LONDON — The U.S. is frantically trying to salvage a Syrian opposition conference that John Kerry plans to attend this week during his first official overseas trip as U.S. secretary of state.
A senior Obama administration official said Sunday that Kerry has sent his top Syrian envoy to Cairo in hopes of convincing opposition leaders that their participation in the conference in Rome is critical to addressing questions from potential donors and securing additional aid from the United States and Europe.
Some members of the sharply divided Syrian Opposition Council are threatening to boycott Wednesday’s meeting, which is the centerpiece of Kerry’s nine-nation tour of Europe and the Middle East.
According to the official, U.S. envoy Robert Ford will say that the conference is a chance for foes of Syrian President Bashar Assad to make their case for new and enhanced aid — and get to know America’s new chief diplomat, who has said he wants to propose new ideas to pressure Assad into leave power.
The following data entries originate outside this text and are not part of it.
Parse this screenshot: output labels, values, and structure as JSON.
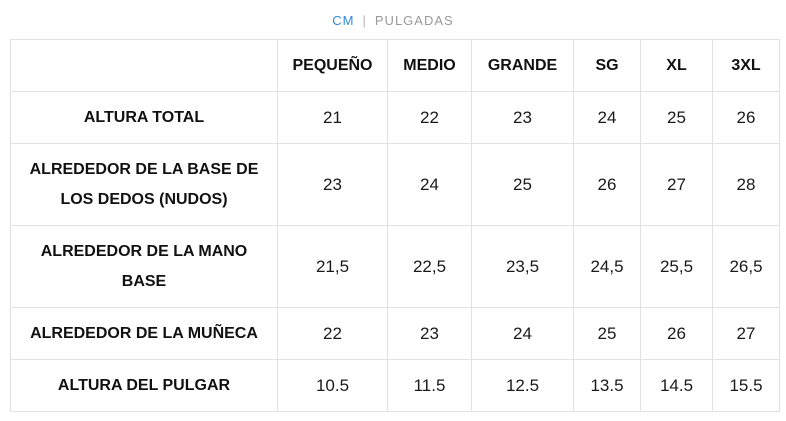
{
  "unit_toggle": {
    "cm_label": "CM",
    "separator": "|",
    "inches_label": "PULGADAS",
    "active": "CM",
    "active_color": "#2f8ae0",
    "inactive_color": "#9a9a9a"
  },
  "table": {
    "headers": [
      "",
      "PEQUEÑO",
      "MEDIO",
      "GRANDE",
      "SG",
      "XL",
      "3XL"
    ],
    "rows": [
      {
        "label": "ALTURA TOTAL",
        "values": [
          "21",
          "22",
          "23",
          "24",
          "25",
          "26"
        ]
      },
      {
        "label": "ALREDEDOR DE LA BASE DE LOS DEDOS (NUDOS)",
        "values": [
          "23",
          "24",
          "25",
          "26",
          "27",
          "28"
        ]
      },
      {
        "label": "ALREDEDOR DE LA MANO BASE",
        "values": [
          "21,5",
          "22,5",
          "23,5",
          "24,5",
          "25,5",
          "26,5"
        ]
      },
      {
        "label": "ALREDEDOR DE LA MUÑECA",
        "values": [
          "22",
          "23",
          "24",
          "25",
          "26",
          "27"
        ]
      },
      {
        "label": "ALTURA DEL PULGAR",
        "values": [
          "10.5",
          "11.5",
          "12.5",
          "13.5",
          "14.5",
          "15.5"
        ]
      }
    ]
  }
}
The official was not authorized to discuss sensitive diplomatic matters publicly and spoke only on condition of anonymity.
If the meeting with Kerry were to be postponed, the official said the delay would likely hurt chances for short-term boosts in U.S. aid or shifts in Syria policy, which is now focused on providing non-lethal and humanitarian assistance to the opposition.
The U.S. is concerned that the same kind of infighting that doomed the Syrian National Council may be hindering the SOC, the official said.
In addition to Ford’s trip to Cairo, the top U.S. diplomat for the Mideast, Elizabeth Jones, planned to head to Rome on Monday to add her voice to the argument to opposition members there.